每次需要拆分不同的 pdf 时,我编写的当前脚本都需要修改。
'''
Split each page of PDF
from PyPDF2 import PdfFileWriter, PdfFileReader
#import required pdf files
inputpdf = PdfFileReader(open("filename.pdf" , "rb"))
num_pages = inputpdf.numPages
#loop through all pages
for i in range(num_pages):
output = PdfFileWriter()
output.addPage(inputpdf.getPage(i))
with open(f"document-page{i+1}.pdf", 'wb') as outputStream:
output.write(outputStream)
#print out a success statement
print("Your PDF has been split")
我正在尝试重写脚本,以便可以将任何 pdf 文件放入文件夹和 运行 脚本,但我不知道如何将它指向 os.listdir()或者如何将其实现到代码中。以下是我有但没有用的。
##Split each page of PDF
#import required modules
from PyPDF2 import PdfFileWriter, PdfFileReader
#import pdf file in the folder
inputpdf = PdfFileWriter()
for filename in os.listdir('.'):
if filename.endswith('pdf'):
num_pages = inputpdf.numPages
#loop through all pages
for i in range(num_pages):
output = PdfFileWriter()
output.addPage(inputpdf.getPage(i))
with open(f"document-page{i+1}.pdf", 'wb') as outputStream:
output.write(outputStream)
#print out a success statement
print("Your PDF has been split")
我认为您应该尝试 glob
库,它已经处理了完整路径。由于拆分 pdf 是一项重复性任务,我创建了一个名为 splitPDF
的函数来打开 file_name
并拆分 pdf。请检查此解决方案:
##Split each page of PDF
#import required modules
import os
from glob import glob
from PyPDF2 import PdfFileWriter, PdfFileReader
# Functions
def splitPDF(file_name,output_dir=None):
inputpdf = PdfFileReader(open(file_name , "rb"))

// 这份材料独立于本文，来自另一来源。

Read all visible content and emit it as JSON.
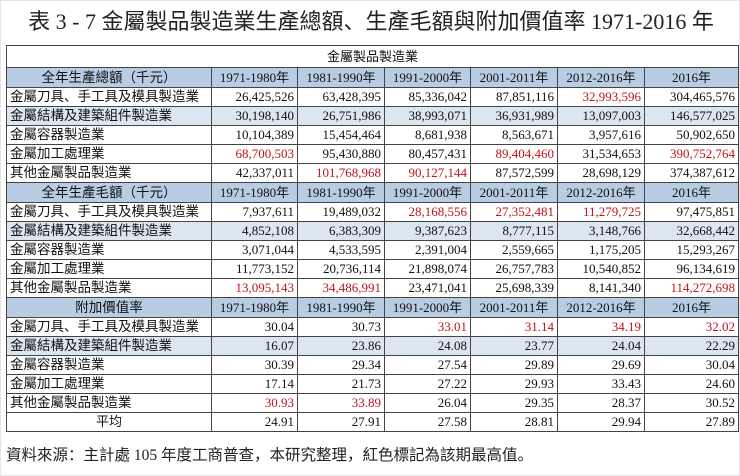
{
  "title": "表 3 - 7 金屬製品製造業生產總額、生產毛額與附加價值率 1971-2016 年",
  "table": {
    "caption": "金屬製品製造業",
    "periods": [
      "1971-1980年",
      "1981-1990年",
      "1991-2000年",
      "2001-2011年",
      "2012-2016年",
      "2016年"
    ],
    "highlight_color": "#c0141e",
    "header_color": "#b8cce4",
    "stripe_color": "#dce6f1",
    "sections": [
      {
        "label": "全年生產總額（千元）",
        "rows": [
          {
            "name": "金屬刀具、手工具及模具製造業",
            "values": [
              "26,425,526",
              "63,428,395",
              "85,336,042",
              "87,851,116",
              "32,993,596",
              "304,465,576"
            ],
            "highlight": [
              false,
              false,
              false,
              false,
              true,
              false
            ]
          },
          {
            "name": "金屬結構及建築組件製造業",
            "values": [
              "30,198,140",
              "26,751,986",
              "38,993,071",
              "36,931,989",
              "13,097,003",
              "146,577,025"
            ],
            "highlight": [
              false,
              false,
              false,
              false,
              false,
              false
            ]
          },
          {
            "name": "金屬容器製造業",
            "values": [
              "10,104,389",
              "15,454,464",
              "8,681,938",
              "8,563,671",
              "3,957,616",
              "50,902,650"
            ],
            "highlight": [
              false,
              false,
              false,
              false,
              false,
              false
            ]
          },
          {
            "name": "金屬加工處理業",
            "values": [
              "68,700,503",
              "95,430,880",
              "80,457,431",
              "89,404,460",
              "31,534,653",
              "390,752,764"
            ],
            "highlight": [
              true,
              false,
              false,
              true,
              false,
              true
            ]
          },
          {
            "name": "其他金屬製品製造業",
            "values": [
              "42,337,011",
              "101,768,968",
              "90,127,144",
              "87,572,599",
              "28,698,129",
              "374,387,612"
            ],
            "highlight": [
              false,
              true,
              true,
              false,
              false,
              false
            ]
          }
        ]
      },
      {
        "label": "全年生產毛額（千元）",
        "rows": [
          {
            "name": "金屬刀具、手工具及模具製造業",
            "values": [
              "7,937,611",
              "19,489,032",
              "28,168,556",
              "27,352,481",
              "11,279,725",
              "97,475,851"
            ],
            "highlight": [
              false,
              false,
              true,
              true,
              true,
              false
            ]
          },
          {
            "name": "金屬結構及建築組件製造業",
            "values": [
              "4,852,108",
              "6,383,309",
              "9,387,623",
              "8,777,115",
              "3,148,766",
              "32,668,442"
            ],
            "highlight": [
              false,
              false,
              false,
              false,
              false,
              false
            ]
          },
          {
            "name": "金屬容器製造業",
            "values": [
              "3,071,044",
              "4,533,595",
              "2,391,004",
              "2,559,665",
              "1,175,205",
              "15,293,267"
            ],
            "highlight": [
              false,
              false,
              false,
              false,
              false,
              false
            ]
          },
          {
            "name": "金屬加工處理業",
            "values": [
              "11,773,152",
              "20,736,114",
              "21,898,074",
              "26,757,783",
              "10,540,852",
              "96,134,619"
            ],
            "highlight": [
              false,
              false,
              false,
              false,
              false,
              false
            ]
          },
          {
            "name": "其他金屬製品製造業",
            "values": [
              "13,095,143",
              "34,486,991",
              "23,471,041",
              "25,698,339",
              "8,141,340",
              "114,272,698"
            ],
            "highlight": [
              true,
              true,
              false,
              false,
              false,
              true
            ]
          }
        ]
      },
      {
        "label": "附加價值率",
        "rows": [
          {
            "name": "金屬刀具、手工具及模具製造業",
            "values": [
              "30.04",
              "30.73",
              "33.01",
              "31.14",
              "34.19",
              "32.02"
            ],
            "highlight": [
              false,
              false,
              true,
              true,
              true,
              true
            ]
          },
          {
            "name": "金屬結構及建築組件製造業",
            "values": [
              "16.07",
              "23.86",
              "24.08",
              "23.77",
              "24.04",
              "22.29"
            ],
            "highlight": [
              false,
              false,
              false,
              false,
              false,
              false
            ]
          },
          {
            "name": "金屬容器製造業",
            "values": [
              "30.39",
              "29.34",
              "27.54",
              "29.89",
              "29.69",
              "30.04"
            ],
            "highlight": [
              false,
              false,
              false,
              false,
              false,
              false
            ]
          },
          {
            "name": "金屬加工處理業",
            "values": [
              "17.14",
              "21.73",
              "27.22",
              "29.93",
              "33.43",
              "24.60"
            ],
            "highlight": [
              false,
              false,
              false,
              false,
              false,
              false
            ]
          },
          {
            "name": "其他金屬製品製造業",
            "values": [
              "30.93",
              "33.89",
              "26.04",
              "29.35",
              "28.37",
              "30.52"
            ],
            "highlight": [
              true,
              true,
              false,
              false,
              false,
              false
            ]
          }
        ],
        "average": {
          "name": "平均",
          "values": [
            "24.91",
            "27.91",
            "27.58",
            "28.81",
            "29.94",
            "27.89"
          ]
        }
      }
    ]
  },
  "footer": "資料來源：主計處 105 年度工商普查，本研究整理，紅色標記為該期最高值。"
}
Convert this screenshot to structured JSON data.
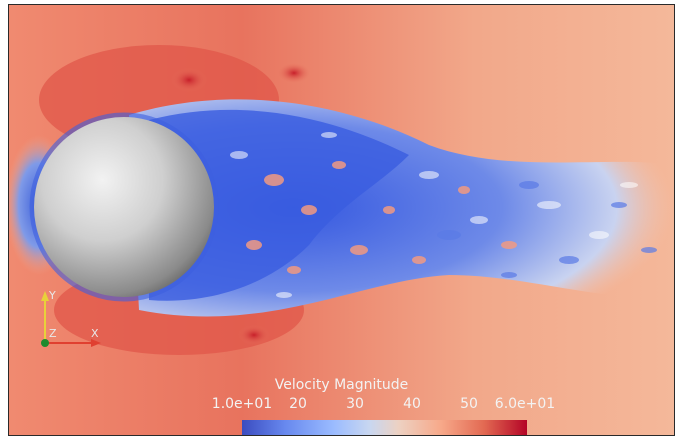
{
  "colorbar": {
    "title": "Velocity Magnitude",
    "min_label": "1.0e+01",
    "max_label": "6.0e+01",
    "ticks": [
      "20",
      "30",
      "40",
      "50"
    ],
    "min": 10,
    "max": 60
  },
  "axes_widget": {
    "y": "Y",
    "z": "Z",
    "x": "X"
  },
  "colors": {
    "freestream": "#f2a88a",
    "stagnation": "#4a6fd8",
    "wake_low": "#3d5fe0",
    "high_speed": "#e2574a",
    "sphere": "#bdbdbd"
  }
}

num_pages = inputpdf.numPages
#loop through all pages
for i in range(num_pages):
output = PdfFileWriter()
output.addPage(inputpdf.getPage(i))
# with open(f"document-page{i+1}.pdf", 'wb') as outputStream:
output_name = f"{os.path.basename(file_name.replace('.pdf',''))}{i+1}.pdf"
if output_dir is None:
output_name = os.path.join(output_dir, output_name)
with open(output_name,'wb') as outputStream:
output.write(outputStream)
print(f"PDF: {file_name} has been splitted")

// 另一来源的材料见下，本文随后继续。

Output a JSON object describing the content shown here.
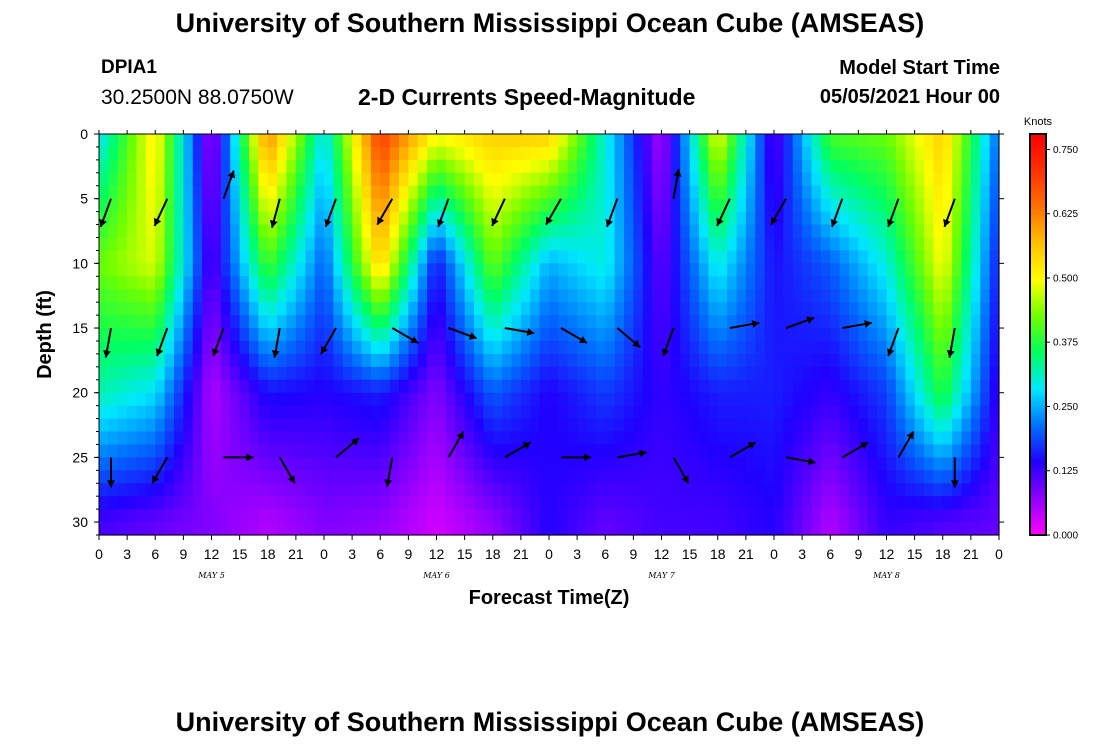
{
  "header": {
    "title": "University of Southern Mississippi Ocean Cube (AMSEAS)",
    "station_id": "DPIA1",
    "station_coords": "30.2500N  88.0750W",
    "chart_title": "2-D Currents Speed-Magnitude",
    "model_start_label": "Model Start Time",
    "model_start_value": "05/05/2021 Hour 00"
  },
  "footer": {
    "title": "University of Southern Mississippi Ocean Cube (AMSEAS)"
  },
  "chart_data": {
    "type": "heatmap",
    "title": "2-D Currents Speed-Magnitude",
    "xlabel": "Forecast Time(Z)",
    "ylabel": "Depth (ft)",
    "x_ticks": [
      "0",
      "3",
      "6",
      "9",
      "12",
      "15",
      "18",
      "21",
      "0",
      "3",
      "6",
      "9",
      "12",
      "15",
      "18",
      "21",
      "0",
      "3",
      "6",
      "9",
      "12",
      "15",
      "18",
      "21",
      "0",
      "3",
      "6",
      "9",
      "12",
      "15",
      "18",
      "21",
      "0"
    ],
    "day_labels": [
      "MAY  5",
      "MAY  6",
      "MAY  7",
      "MAY  8"
    ],
    "xlim_hours": [
      0,
      96
    ],
    "y_ticks": [
      0,
      5,
      10,
      15,
      20,
      25,
      30
    ],
    "ylim": [
      0,
      31
    ],
    "y_inverted": true,
    "colorbar": {
      "unit": "Knots",
      "ticks": [
        "0.750",
        "0.625",
        "0.500",
        "0.375",
        "0.250",
        "0.125",
        "0.000"
      ],
      "range": [
        0,
        0.78
      ],
      "colors": [
        "#ff00ff",
        "#9000ff",
        "#2000ff",
        "#0070ff",
        "#00e8ff",
        "#00ff60",
        "#70ff00",
        "#ffff00",
        "#ffc000",
        "#ff7000",
        "#ff3000",
        "#ff0000"
      ]
    },
    "times_h": [
      0,
      6,
      12,
      18,
      24,
      30,
      36,
      42,
      48,
      54,
      60,
      66,
      72,
      78,
      84,
      90,
      96
    ],
    "depths_ft": [
      0,
      10,
      20,
      30
    ],
    "speed_knots": [
      [
        0.28,
        0.52,
        0.05,
        0.62,
        0.28,
        0.7,
        0.5,
        0.55,
        0.55,
        0.3,
        0.05,
        0.5,
        0.1,
        0.4,
        0.42,
        0.55,
        0.2
      ],
      [
        0.42,
        0.48,
        0.1,
        0.4,
        0.2,
        0.55,
        0.15,
        0.42,
        0.25,
        0.3,
        0.1,
        0.3,
        0.15,
        0.2,
        0.3,
        0.5,
        0.15
      ],
      [
        0.32,
        0.28,
        0.05,
        0.15,
        0.14,
        0.16,
        0.08,
        0.2,
        0.14,
        0.18,
        0.13,
        0.16,
        0.16,
        0.13,
        0.18,
        0.38,
        0.12
      ],
      [
        0.12,
        0.1,
        0.08,
        0.05,
        0.08,
        0.07,
        0.03,
        0.07,
        0.14,
        0.1,
        0.12,
        0.12,
        0.14,
        0.05,
        0.13,
        0.11,
        0.1
      ]
    ],
    "vector_times_h": [
      0,
      6,
      12,
      18,
      24,
      30,
      36,
      42,
      48,
      54,
      60,
      66,
      72,
      78,
      84,
      90
    ],
    "vector_depths_ft": [
      5,
      15,
      25
    ],
    "direction_deg": [
      [
        200,
        205,
        20,
        195,
        200,
        210,
        200,
        205,
        210,
        200,
        10,
        205,
        210,
        200,
        200,
        200
      ],
      [
        190,
        200,
        200,
        190,
        210,
        120,
        110,
        100,
        120,
        130,
        200,
        80,
        70,
        80,
        200,
        190
      ],
      [
        180,
        210,
        90,
        150,
        50,
        190,
        30,
        60,
        90,
        80,
        150,
        60,
        100,
        60,
        30,
        180
      ]
    ]
  }
}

# Loop over all the files in base_dir
base_dir = "<the directory where you want to find pdfs>"
output_dir = "<the directory where you want to store your splitted pdfs>"
pdfs = os.path.join(base_dir,"*.pdf")
files = glob(pdfs)
# Split each file found in base_dir
for file in files:
splitPDF(file,output_dir)
# splitPDF(file) use this to place the files on the same dir.
此外,我更改了 output_name
以便它可以在需要时与原始文件的名称相匹配。
编辑:
我添加了变量 output_dir
这样您就可以将文件放在不同的文件夹中。默认情况下 output_dir = None
的值,因此如果您不将此值解析为函数,它将把文件放在与 base_dir
.
相同的目录中
我有一个脚本可以将 pdf 拆分成单独的 pdf 文件。这是完美的。我正在尝试重新编写脚本,这样我就可以创建一个 SPLITPDF_Folder 并将该脚本放入该文件夹中。这样,将来我可以将我想要拆分的任何 pdf 放到该文件夹和 运行 脚本中。
每次需要拆分不同的 pdf 时,我编写的当前脚本都需要修改。 '''
Split each page of PDF
from PyPDF2 import PdfFileWriter, PdfFileReader
#import required pdf files
inputpdf = PdfFileReader(open("filename.pdf" , "rb"))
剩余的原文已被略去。